I hope you will enjoy today and I will see you soon.
Huge hugs and kisses

Thanks a lot!


----------



## HKK

Aww that's beautiful  Here goes:

Ik wens je een fantastische verjaardag. Ik kan niet onder woorden breng hoe graag ik vandaag (en alle andere dagen) bij jou zou zijn...
Ik hoop dat je van deze dag geniet. Tot binnenkort!
Dikke knuffel en kus

I think this sounds good but maybe a Dutch forumer will think of things that I didn't think of. After all there are a number of differences between my Belgian Dutch and your boyfriend's Netherlands Dutch.


----------



## Lotuselisa

It is never too late to say thank you...
We are getting married now


----------



## NewtonCircus

Do you already have an endearment?
Like "Knuffelbeer" for example.

Cheers Herman


----------



## kleintje2010

Gefeliciteerd! Such a sweet couple.

You can always say "Heel veel lieves en kussjes" at anytime


----------



## Frank06

Hi,

Welcome to the Dutch Forum!


kleintje2010 said:


> You can always say "Heel veel lieves en kussjes" at anytime


I'm terribly sorry, but I am afraid that we'll have to correct this phrase.
"Heel veel *liefs* en (vele) kusjes" is one possibility.

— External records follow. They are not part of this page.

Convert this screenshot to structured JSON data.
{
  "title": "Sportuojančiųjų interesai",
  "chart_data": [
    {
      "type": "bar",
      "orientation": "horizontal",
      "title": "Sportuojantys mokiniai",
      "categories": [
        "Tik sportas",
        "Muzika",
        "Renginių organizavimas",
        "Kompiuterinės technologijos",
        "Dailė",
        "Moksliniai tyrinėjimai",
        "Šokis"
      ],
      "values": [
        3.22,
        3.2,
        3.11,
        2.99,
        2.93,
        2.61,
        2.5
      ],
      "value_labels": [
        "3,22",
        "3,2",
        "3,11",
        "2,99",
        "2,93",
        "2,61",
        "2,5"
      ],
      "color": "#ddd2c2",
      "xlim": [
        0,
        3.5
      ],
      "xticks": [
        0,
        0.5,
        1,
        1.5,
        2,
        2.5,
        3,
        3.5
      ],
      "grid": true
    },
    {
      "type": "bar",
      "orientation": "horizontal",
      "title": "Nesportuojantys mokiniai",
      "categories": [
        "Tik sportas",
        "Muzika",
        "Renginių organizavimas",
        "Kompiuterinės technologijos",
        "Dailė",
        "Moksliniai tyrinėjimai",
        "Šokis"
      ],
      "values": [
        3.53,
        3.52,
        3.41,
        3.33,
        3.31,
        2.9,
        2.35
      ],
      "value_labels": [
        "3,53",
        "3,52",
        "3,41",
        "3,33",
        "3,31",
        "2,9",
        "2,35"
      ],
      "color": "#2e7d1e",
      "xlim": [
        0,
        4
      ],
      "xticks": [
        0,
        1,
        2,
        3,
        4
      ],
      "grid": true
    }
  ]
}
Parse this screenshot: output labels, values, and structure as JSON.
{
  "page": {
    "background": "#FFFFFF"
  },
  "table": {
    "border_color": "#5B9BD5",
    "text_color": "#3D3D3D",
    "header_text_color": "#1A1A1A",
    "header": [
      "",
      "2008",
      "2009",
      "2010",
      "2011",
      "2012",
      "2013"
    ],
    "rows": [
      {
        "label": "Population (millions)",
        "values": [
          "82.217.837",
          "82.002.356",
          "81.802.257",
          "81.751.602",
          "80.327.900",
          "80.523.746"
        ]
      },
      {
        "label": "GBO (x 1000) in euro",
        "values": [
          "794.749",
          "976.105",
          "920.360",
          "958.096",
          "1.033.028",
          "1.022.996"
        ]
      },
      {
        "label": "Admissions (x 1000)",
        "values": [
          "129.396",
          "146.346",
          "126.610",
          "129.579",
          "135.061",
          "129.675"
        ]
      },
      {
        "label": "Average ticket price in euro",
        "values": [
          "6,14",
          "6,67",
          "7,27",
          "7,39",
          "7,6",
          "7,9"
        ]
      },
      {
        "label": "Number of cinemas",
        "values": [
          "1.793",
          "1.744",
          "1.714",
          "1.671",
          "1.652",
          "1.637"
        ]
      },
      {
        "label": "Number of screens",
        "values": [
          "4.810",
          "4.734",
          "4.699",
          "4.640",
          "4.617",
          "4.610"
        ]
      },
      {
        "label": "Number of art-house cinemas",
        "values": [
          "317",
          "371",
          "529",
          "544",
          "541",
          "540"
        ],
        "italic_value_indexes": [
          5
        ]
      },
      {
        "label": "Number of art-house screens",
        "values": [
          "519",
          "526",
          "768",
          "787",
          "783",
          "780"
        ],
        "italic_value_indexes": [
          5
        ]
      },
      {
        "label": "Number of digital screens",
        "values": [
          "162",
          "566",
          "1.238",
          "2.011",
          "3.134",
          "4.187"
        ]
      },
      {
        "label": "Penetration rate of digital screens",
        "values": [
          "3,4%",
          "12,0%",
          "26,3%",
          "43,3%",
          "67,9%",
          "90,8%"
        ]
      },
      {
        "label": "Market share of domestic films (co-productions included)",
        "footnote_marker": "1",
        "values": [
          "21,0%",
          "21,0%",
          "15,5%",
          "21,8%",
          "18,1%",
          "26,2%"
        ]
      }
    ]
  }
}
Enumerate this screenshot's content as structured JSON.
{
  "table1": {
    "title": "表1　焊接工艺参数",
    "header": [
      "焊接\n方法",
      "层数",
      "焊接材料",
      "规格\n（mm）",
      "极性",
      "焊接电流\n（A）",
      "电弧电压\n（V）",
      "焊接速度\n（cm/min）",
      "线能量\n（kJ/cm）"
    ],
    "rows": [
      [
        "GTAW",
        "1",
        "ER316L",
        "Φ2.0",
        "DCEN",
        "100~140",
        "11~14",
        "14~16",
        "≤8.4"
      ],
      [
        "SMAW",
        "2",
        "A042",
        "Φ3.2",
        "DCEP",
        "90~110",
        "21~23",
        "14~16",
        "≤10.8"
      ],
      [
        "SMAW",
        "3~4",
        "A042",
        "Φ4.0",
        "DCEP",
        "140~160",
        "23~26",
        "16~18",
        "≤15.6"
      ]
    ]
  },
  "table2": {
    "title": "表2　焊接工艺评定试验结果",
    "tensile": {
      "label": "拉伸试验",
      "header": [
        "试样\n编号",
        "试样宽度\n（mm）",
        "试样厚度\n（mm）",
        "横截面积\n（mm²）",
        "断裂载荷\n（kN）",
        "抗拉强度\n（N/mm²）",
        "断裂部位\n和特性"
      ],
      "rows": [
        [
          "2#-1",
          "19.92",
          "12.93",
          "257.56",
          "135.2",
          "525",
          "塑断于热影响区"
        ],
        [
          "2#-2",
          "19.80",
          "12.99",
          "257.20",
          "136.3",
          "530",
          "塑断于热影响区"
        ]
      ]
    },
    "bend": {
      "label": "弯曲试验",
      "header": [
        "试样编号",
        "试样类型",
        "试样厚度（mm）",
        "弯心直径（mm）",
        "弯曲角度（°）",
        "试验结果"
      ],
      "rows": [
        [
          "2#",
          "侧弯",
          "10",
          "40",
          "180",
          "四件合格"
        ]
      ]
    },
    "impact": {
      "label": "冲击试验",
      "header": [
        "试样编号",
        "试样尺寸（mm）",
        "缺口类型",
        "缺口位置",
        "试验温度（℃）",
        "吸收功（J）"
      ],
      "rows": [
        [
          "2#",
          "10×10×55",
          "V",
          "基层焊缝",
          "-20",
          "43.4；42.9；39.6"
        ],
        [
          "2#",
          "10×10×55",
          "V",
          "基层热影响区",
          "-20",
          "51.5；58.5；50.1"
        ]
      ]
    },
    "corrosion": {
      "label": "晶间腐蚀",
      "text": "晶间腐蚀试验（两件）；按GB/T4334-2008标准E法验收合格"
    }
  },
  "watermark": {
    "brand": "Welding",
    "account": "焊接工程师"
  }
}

After words as "veel" and "iets", adjectives (not followed by a noun) get an extra  -s at the end of the word. In speech this word final -s is sometimes omitted.

E.g. 
Veel lief*s*.
Wil je iets warm*s* drinken?

Groetjes,

Frank


----------



## kleintje2010

haha mooi!! Bedankt!
Thank you for the grammar lesson Frank. Very helpful.


----------